The nozzle 2 according to FIG. 7 also has a flow body 12 . This flow body 12 is also flowed around by two parts. At the union of the two streams to a single stream there are two cross bars 15 , 16 , which cause a constriction of the material jet.

The nozzle 2 according to FIG. 8 has an upper lip which has one or more air inlets 20 . The lower lip 11 of this nozzle has a hump that is located approximately at the location of the air inlets 20 .
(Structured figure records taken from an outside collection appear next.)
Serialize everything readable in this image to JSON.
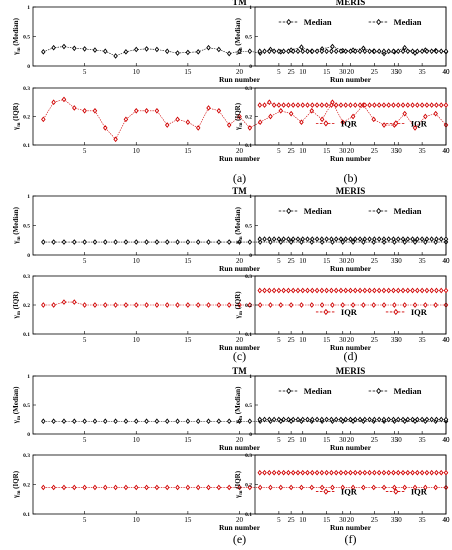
{
  "chart_data": [
    {
      "type": "line",
      "title": "TM",
      "xlabel": "Run number",
      "ylabel_main": "γ",
      "ylabel_sub": "m",
      "ylabel_suffix": "(Median)",
      "legend": "Median",
      "legend_position": "top-right",
      "color": "#000000",
      "ylim": [
        0,
        1
      ],
      "yticks": [
        "0",
        "0.5",
        "1"
      ],
      "xlim": [
        0,
        40
      ],
      "xticks": [
        "5",
        "10",
        "15",
        "20",
        "25",
        "30",
        "35",
        "40"
      ],
      "x": [
        1,
        2,
        3,
        4,
        5,
        6,
        7,
        8,
        9,
        10,
        11,
        12,
        13,
        14,
        15,
        16,
        17,
        18,
        19,
        20,
        21,
        22,
        23,
        24,
        25,
        26,
        27,
        28,
        29,
        30,
        31,
        32,
        33,
        34,
        35,
        36,
        37,
        38,
        39,
        40
      ],
      "y": [
        0.24,
        0.31,
        0.33,
        0.3,
        0.29,
        0.27,
        0.25,
        0.17,
        0.24,
        0.28,
        0.29,
        0.28,
        0.25,
        0.22,
        0.23,
        0.24,
        0.31,
        0.28,
        0.21,
        0.25,
        0.25,
        0.22,
        0.28,
        0.24,
        0.27,
        0.32,
        0.25,
        0.29,
        0.33,
        0.26,
        0.27,
        0.3,
        0.25,
        0.21,
        0.24,
        0.31,
        0.22,
        0.27,
        0.26,
        0.24
      ]
    },
    {
      "type": "line",
      "title": "MERIS",
      "xlabel": "Run number",
      "ylabel_main": "γ",
      "ylabel_sub": "m",
      "ylabel_suffix": "(Median)",
      "legend": "Median",
      "legend_position": "top-right",
      "color": "#000000",
      "ylim": [
        0,
        1
      ],
      "yticks": [
        "0",
        "0.5",
        "1"
      ],
      "xlim": [
        0,
        40
      ],
      "xticks": [
        "5",
        "10",
        "15",
        "20",
        "25",
        "30",
        "35",
        "40"
      ],
      "x": [
        1,
        2,
        3,
        4,
        5,
        6,
        7,
        8,
        9,
        10,
        11,
        12,
        13,
        14,
        15,
        16,
        17,
        18,
        19,
        20,
        21,
        22,
        23,
        24,
        25,
        26,
        27,
        28,
        29,
        30,
        31,
        32,
        33,
        34,
        35,
        36,
        37,
        38,
        39,
        40
      ],
      "y": [
        0.25,
        0.25,
        0.25,
        0.25,
        0.25,
        0.25,
        0.25,
        0.25,
        0.25,
        0.25,
        0.25,
        0.25,
        0.25,
        0.25,
        0.25,
        0.25,
        0.25,
        0.25,
        0.25,
        0.25,
        0.25,
        0.25,
        0.25,
        0.25,
        0.25,
        0.25,
        0.25,
        0.25,
        0.25,
        0.25,
        0.25,
        0.25,
        0.25,
        0.25,
        0.25,
        0.25,
        0.25,
        0.25,
        0.25,
        0.25
      ]
    },
    {
      "type": "line",
      "title": "",
      "xlabel": "Run number",
      "ylabel_main": "γ",
      "ylabel_sub": "m",
      "ylabel_suffix": "(IQR)",
      "legend": "IQR",
      "legend_position": "right",
      "color": "#d00000",
      "ylim": [
        0.1,
        0.3
      ],
      "yticks": [
        "0.1",
        "0.2",
        "0.3"
      ],
      "xlim": [
        0,
        40
      ],
      "xticks": [
        "5",
        "10",
        "15",
        "20",
        "25",
        "30",
        "35",
        "40"
      ],
      "x": [
        1,
        2,
        3,
        4,
        5,
        6,
        7,
        8,
        9,
        10,
        11,
        12,
        13,
        14,
        15,
        16,
        17,
        18,
        19,
        20,
        21,
        22,
        23,
        24,
        25,
        26,
        27,
        28,
        29,
        30,
        31,
        32,
        33,
        34,
        35,
        36,
        37,
        38,
        39,
        40
      ],
      "y": [
        0.19,
        0.25,
        0.26,
        0.23,
        0.22,
        0.22,
        0.16,
        0.12,
        0.19,
        0.22,
        0.22,
        0.22,
        0.17,
        0.19,
        0.18,
        0.16,
        0.23,
        0.22,
        0.17,
        0.2,
        0.16,
        0.18,
        0.2,
        0.22,
        0.21,
        0.18,
        0.22,
        0.19,
        0.25,
        0.18,
        0.2,
        0.24,
        0.19,
        0.17,
        0.17,
        0.21,
        0.16,
        0.2,
        0.21,
        0.17
      ]
    },
    {
      "type": "line",
      "title": "",
      "xlabel": "Run number",
      "ylabel_main": "γ",
      "ylabel_sub": "m",
      "ylabel_suffix": "(IQR)",
      "legend": "IQR",
      "legend_position": "right",
      "color": "#d00000",
      "ylim": [
        0.1,
        0.3
      ],
      "yticks": [
        "0.1",
        "0.2",
        "0.3"
      ],
      "xlim": [
        0,
        40
      ],
      "xticks": [
        "5",
        "10",
        "15",
        "20",
        "25",
        "30",
        "35",
        "40"
      ],
      "x": [
        1,
        2,
        3,
        4,
        5,
        6,
        7,
        8,
        9,
        10,
        11,
        12,
        13,
        14,
        15,
        16,
        17,
        18,
        19,
        20,
        21,
        22,
        23,
        24,
        25,
        26,
        27,
        28,
        29,
        30,
        31,
        32,
        33,
        34,
        35,
        36,
        37,
        38,
        39,
        40
      ],
      "y": [
        0.24,
        0.24,
        0.25,
        0.24,
        0.24,
        0.24,
        0.24,
        0.24,
        0.24,
        0.24,
        0.24,
        0.24,
        0.24,
        0.24,
        0.24,
        0.24,
        0.24,
        0.24,
        0.24,
        0.24,
        0.24,
        0.24,
        0.24,
        0.24,
        0.24,
        0.24,
        0.24,
        0.24,
        0.24,
        0.24,
        0.24,
        0.24,
        0.24,
        0.24,
        0.24,
        0.24,
        0.24,
        0.24,
        0.24,
        0.24
      ]
    },
    {
      "type": "line",
      "title": "TM",
      "xlabel": "Run number",
      "ylabel_main": "γ",
      "ylabel_sub": "m",
      "ylabel_suffix": "(Median)",
      "legend": "Median",
      "legend_position": "top-right",
      "color": "#000000",
      "ylim": [
        0,
        1
      ],
      "yticks": [
        "0",
        "0.5",
        "1"
      ],
      "xlim": [
        0,
        40
      ],
      "xticks": [
        "5",
        "10",
        "15",
        "20",
        "25",
        "30",
        "35",
        "40"
      ],
      "x": [
        1,
        2,
        3,
        4,
        5,
        6,
        7,
        8,
        9,
        10,
        11,
        12,
        13,
        14,
        15,
        16,
        17,
        18,
        19,
        20,
        21,
        22,
        23,
        24,
        25,
        26,
        27,
        28,
        29,
        30,
        31,
        32,
        33,
        34,
        35,
        36,
        37,
        38,
        39,
        40
      ],
      "y": [
        0.22,
        0.22,
        0.22,
        0.22,
        0.22,
        0.22,
        0.22,
        0.22,
        0.22,
        0.22,
        0.22,
        0.22,
        0.22,
        0.22,
        0.22,
        0.22,
        0.22,
        0.22,
        0.22,
        0.22,
        0.22,
        0.22,
        0.22,
        0.22,
        0.22,
        0.22,
        0.22,
        0.22,
        0.22,
        0.22,
        0.22,
        0.22,
        0.22,
        0.22,
        0.22,
        0.22,
        0.22,
        0.22,
        0.22,
        0.22
      ]
    },
    {
      "type": "line",
      "title": "MERIS",
      "xlabel": "Run number",
      "ylabel_main": "γ",
      "ylabel_sub": "m",
      "ylabel_suffix": "(Median)",
      "legend": "Median",
      "legend_position": "top-right",
      "color": "#000000",
      "ylim": [
        0,
        1
      ],
      "yticks": [
        "0",
        "0.5",
        "1"
      ],
      "xlim": [
        0,
        40
      ],
      "xticks": [
        "5",
        "10",
        "15",
        "20",
        "25",
        "30",
        "35",
        "40"
      ],
      "x": [
        1,
        2,
        3,
        4,
        5,
        6,
        7,
        8,
        9,
        10,
        11,
        12,
        13,
        14,
        15,
        16,
        17,
        18,
        19,
        20,
        21,
        22,
        23,
        24,
        25,
        26,
        27,
        28,
        29,
        30,
        31,
        32,
        33,
        34,
        35,
        36,
        37,
        38,
        39,
        40
      ],
      "y": [
        0.27,
        0.27,
        0.27,
        0.27,
        0.27,
        0.27,
        0.27,
        0.27,
        0.27,
        0.27,
        0.27,
        0.27,
        0.27,
        0.27,
        0.27,
        0.27,
        0.27,
        0.27,
        0.27,
        0.27,
        0.27,
        0.27,
        0.27,
        0.27,
        0.27,
        0.27,
        0.27,
        0.27,
        0.27,
        0.27,
        0.27,
        0.27,
        0.27,
        0.27,
        0.27,
        0.27,
        0.27,
        0.27,
        0.27,
        0.27
      ]
    },
    {
      "type": "line",
      "title": "",
      "xlabel": "Run number",
      "ylabel_main": "γ",
      "ylabel_sub": "m",
      "ylabel_suffix": "(IQR)",
      "legend": "IQR",
      "legend_position": "right",
      "color": "#d00000",
      "ylim": [
        0.1,
        0.3
      ],
      "yticks": [
        "0.1",
        "0.2",
        "0.3"
      ],
      "xlim": [
        0,
        40
      ],
      "xticks": [
        "5",
        "10",
        "15",
        "20",
        "25",
        "30",
        "35",
        "40"
      ],
      "x": [
        1,
        2,
        3,
        4,
        5,
        6,
        7,
        8,
        9,
        10,
        11,
        12,
        13,
        14,
        15,
        16,
        17,
        18,
        19,
        20,
        21,
        22,
        23,
        24,
        25,
        26,
        27,
        28,
        29,
        30,
        31,
        32,
        33,
        34,
        35,
        36,
        37,
        38,
        39,
        40
      ],
      "y": [
        0.2,
        0.2,
        0.21,
        0.21,
        0.2,
        0.2,
        0.2,
        0.2,
        0.2,
        0.2,
        0.2,
        0.2,
        0.2,
        0.2,
        0.2,
        0.2,
        0.2,
        0.2,
        0.2,
        0.2,
        0.2,
        0.2,
        0.2,
        0.2,
        0.2,
        0.2,
        0.2,
        0.2,
        0.2,
        0.2,
        0.2,
        0.2,
        0.2,
        0.2,
        0.2,
        0.2,
        0.2,
        0.2,
        0.2,
        0.2
      ]
    },
    {
      "type": "line",
      "title": "",
      "xlabel": "Run number",
      "ylabel_main": "γ",
      "ylabel_sub": "m",
      "ylabel_suffix": "(IQR)",
      "legend": "IQR",
      "legend_position": "right",
      "color": "#d00000",
      "ylim": [
        0.1,
        0.3
      ],
      "yticks": [
        "0.1",
        "0.2",
        "0.3"
      ],
      "xlim": [
        0,
        40
      ],
      "xticks": [
        "5",
        "10",
        "15",
        "20",
        "25",
        "30",
        "35",
        "40"
      ],
      "x": [
        1,
        2,
        3,
        4,
        5,
        6,
        7,
        8,
        9,
        10,
        11,
        12,
        13,
        14,
        15,
        16,
        17,
        18,
        19,
        20,
        21,
        22,
        23,
        24,
        25,
        26,
        27,
        28,
        29,
        30,
        31,
        32,
        33,
        34,
        35,
        36,
        37,
        38,
        39,
        40
      ],
      "y": [
        0.25,
        0.25,
        0.25,
        0.25,
        0.25,
        0.25,
        0.25,
        0.25,
        0.25,
        0.25,
        0.25,
        0.25,
        0.25,
        0.25,
        0.25,
        0.25,
        0.25,
        0.25,
        0.25,
        0.25,
        0.25,
        0.25,
        0.25,
        0.25,
        0.25,
        0.25,
        0.25,
        0.25,
        0.25,
        0.25,
        0.25,
        0.25,
        0.25,
        0.25,
        0.25,
        0.25,
        0.25,
        0.25,
        0.25,
        0.25
      ]
    },
    {
      "type": "line",
      "title": "TM",
      "xlabel": "Run number",
      "ylabel_main": "γ",
      "ylabel_sub": "m",
      "ylabel_suffix": "(Median)",
      "legend": "Median",
      "legend_position": "top-right",
      "color": "#000000",
      "ylim": [
        0,
        1
      ],
      "yticks": [
        "0",
        "0.5",
        "1"
      ],
      "xlim": [
        0,
        40
      ],
      "xticks": [
        "5",
        "10",
        "15",
        "20",
        "25",
        "30",
        "35",
        "40"
      ],
      "x": [
        1,
        2,
        3,
        4,
        5,
        6,
        7,
        8,
        9,
        10,
        11,
        12,
        13,
        14,
        15,
        16,
        17,
        18,
        19,
        20,
        21,
        22,
        23,
        24,
        25,
        26,
        27,
        28,
        29,
        30,
        31,
        32,
        33,
        34,
        35,
        36,
        37,
        38,
        39,
        40
      ],
      "y": [
        0.22,
        0.22,
        0.22,
        0.22,
        0.22,
        0.22,
        0.22,
        0.22,
        0.22,
        0.22,
        0.22,
        0.22,
        0.22,
        0.22,
        0.22,
        0.22,
        0.22,
        0.22,
        0.22,
        0.22,
        0.22,
        0.22,
        0.22,
        0.22,
        0.22,
        0.22,
        0.22,
        0.22,
        0.22,
        0.22,
        0.22,
        0.22,
        0.22,
        0.22,
        0.22,
        0.22,
        0.22,
        0.22,
        0.22,
        0.22
      ]
    },
    {
      "type": "line",
      "title": "MERIS",
      "xlabel": "Run number",
      "ylabel_main": "γ",
      "ylabel_sub": "m",
      "ylabel_suffix": "(Median)",
      "legend": "Median",
      "legend_position": "top-right",
      "color": "#000000",
      "ylim": [
        0,
        1
      ],
      "yticks": [
        "0",
        "0.5",
        "1"
      ],
      "xlim": [
        0,
        40
      ],
      "xticks": [
        "5",
        "10",
        "15",
        "20",
        "25",
        "30",
        "35",
        "40"
      ],
      "x": [
        1,
        2,
        3,
        4,
        5,
        6,
        7,
        8,
        9,
        10,
        11,
        12,
        13,
        14,
        15,
        16,
        17,
        18,
        19,
        20,
        21,
        22,
        23,
        24,
        25,
        26,
        27,
        28,
        29,
        30,
        31,
        32,
        33,
        34,
        35,
        36,
        37,
        38,
        39,
        40
      ],
      "y": [
        0.25,
        0.25,
        0.25,
        0.25,
        0.25,
        0.25,
        0.25,
        0.25,
        0.25,
        0.25,
        0.25,
        0.25,
        0.25,
        0.25,
        0.25,
        0.25,
        0.25,
        0.25,
        0.25,
        0.25,
        0.25,
        0.25,
        0.25,
        0.25,
        0.25,
        0.25,
        0.25,
        0.25,
        0.25,
        0.25,
        0.25,
        0.25,
        0.25,
        0.25,
        0.25,
        0.25,
        0.25,
        0.25,
        0.25,
        0.25
      ]
    },
    {
      "type": "line",
      "title": "",
      "xlabel": "Run number",
      "ylabel_main": "γ",
      "ylabel_sub": "m",
      "ylabel_suffix": "(IQR)",
      "legend": "IQR",
      "legend_position": "right",
      "color": "#d00000",
      "ylim": [
        0.1,
        0.3
      ],
      "yticks": [
        "0.1",
        "0.2",
        "0.3"
      ],
      "xlim": [
        0,
        40
      ],
      "xticks": [
        "5",
        "10",
        "15",
        "20",
        "25",
        "30",
        "35",
        "40"
      ],
      "x": [
        1,
        2,
        3,
        4,
        5,
        6,
        7,
        8,
        9,
        10,
        11,
        12,
        13,
        14,
        15,
        16,
        17,
        18,
        19,
        20,
        21,
        22,
        23,
        24,
        25,
        26,
        27,
        28,
        29,
        30,
        31,
        32,
        33,
        34,
        35,
        36,
        37,
        38,
        39,
        40
      ],
      "y": [
        0.19,
        0.19,
        0.19,
        0.19,
        0.19,
        0.19,
        0.19,
        0.19,
        0.19,
        0.19,
        0.19,
        0.19,
        0.19,
        0.19,
        0.19,
        0.19,
        0.19,
        0.19,
        0.19,
        0.19,
        0.19,
        0.19,
        0.19,
        0.19,
        0.19,
        0.19,
        0.19,
        0.19,
        0.19,
        0.19,
        0.19,
        0.19,
        0.19,
        0.19,
        0.19,
        0.19,
        0.19,
        0.19,
        0.19,
        0.19
      ]
    },
    {
      "type": "line",
      "title": "",
      "xlabel": "Run number",
      "ylabel_main": "γ",
      "ylabel_sub": "m",
      "ylabel_suffix": "(IQR)",
      "legend": "IQR",
      "legend_position": "right",
      "color": "#d00000",
      "ylim": [
        0.1,
        0.3
      ],
      "yticks": [
        "0.1",
        "0.2",
        "0.3"
      ],
      "xlim": [
        0,
        40
      ],
      "xticks": [
        "5",
        "10",
        "15",
        "20",
        "25",
        "30",
        "35",
        "40"
      ],
      "x": [
        1,
        2,
        3,
        4,
        5,
        6,
        7,
        8,
        9,
        10,
        11,
        12,
        13,
        14,
        15,
        16,
        17,
        18,
        19,
        20,
        21,
        22,
        23,
        24,
        25,
        26,
        27,
        28,
        29,
        30,
        31,
        32,
        33,
        34,
        35,
        36,
        37,
        38,
        39,
        40
      ],
      "y": [
        0.24,
        0.24,
        0.24,
        0.24,
        0.24,
        0.24,
        0.24,
        0.24,
        0.24,
        0.24,
        0.24,
        0.24,
        0.24,
        0.24,
        0.24,
        0.24,
        0.24,
        0.24,
        0.24,
        0.24,
        0.24,
        0.24,
        0.24,
        0.24,
        0.24,
        0.24,
        0.24,
        0.24,
        0.24,
        0.24,
        0.24,
        0.24,
        0.24,
        0.24,
        0.24,
        0.24,
        0.24,
        0.24,
        0.24,
        0.24
      ]
    }
  ],
  "captions": [
    "(a)",
    "(b)",
    "(c)",
    "(d)",
    "(e)",
    "(f)"
  ]
}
Finally, the nozzle 2 according to FIG. 9 has a lower lip which is pushed in front of the upper lip in the direction of flow. The upper lip has a baffle bar 21 , which causes an abrupt narrowing of the flow path. The lower lip 11 also has a baffle bar 22 which projects upwards.

Claims (12)

1. A method for forming a fibrous web in a sheet forming device, wherein a fibrous suspension is fed to a headbox, exits there through an outlet-side nozzle as a machine-wide jet and strikes at least one moving surface in order to be deposited there to form a fiber fleece, characterized in that the jet - seen in side view and in the direction of flow - expands immediately after emerging from the nozzle and forms an opening angle of at least 3 °. 2. The method according to claim 1, characterized in that the jet hits a fourdrinier sieve. 3. The method according to claim 1, characterized in that the beam is directed against a wedge gap below Use of two screen surfaces is formed. 4. The method according to claim 1 or 3, characterized in that that the wedge gap using at least one sieve surface and at least one outer surface of a roller is formed.   5. The method according to any one of claims 1 to 4, characterized characterized in that the opening angle of the beam is between 30 and 60 °. 6. The method according to any one of claims 1 to 5, characterized characterized by the beam when it strikes detected area is equal to the product of n × d × a, where d is the beam thickness, a is the beam width, and where n is greater than d. 7. The device according to claim 6, characterized in that n is at least two times d. 8. Device for performing the method according to one of claims 1 to 7, with a sheet-forming device having a headbox which comprises a machine-wide outlet nozzle with an upper lip and a lower lip, characterized in that the nozzle ( 2 ) is designed and arranged in this way that the jet widens immediately after it emerges from the nozzle ( 2 ) and forms an opening angle of at least 3 °. 9. The device according to claim 8, characterized in that the nozzle ( 2 ) has a sudden narrowing in its outlet area. 10. Apparatus according to claim 8 or 9, characterized in that a flow body ( 12 ) is provided in the nozzle, which is arranged substantially parallel to the jet surface, and which ends in the outlet area, so that the two partial flows formed by it can unite shortly before the outlet end of the nozzle. 11. Device according to one of claims 8 to 10, characterized in that one of the two nozzle lips ( 10 , 11 ) are assigned air inlets ( 20 ). 12. The apparatus according to claim 11, characterized in that the other lip ( 11 ) has a machine-wide hump, the peak of which is located approximately at the location of the air inlets ( 20 ).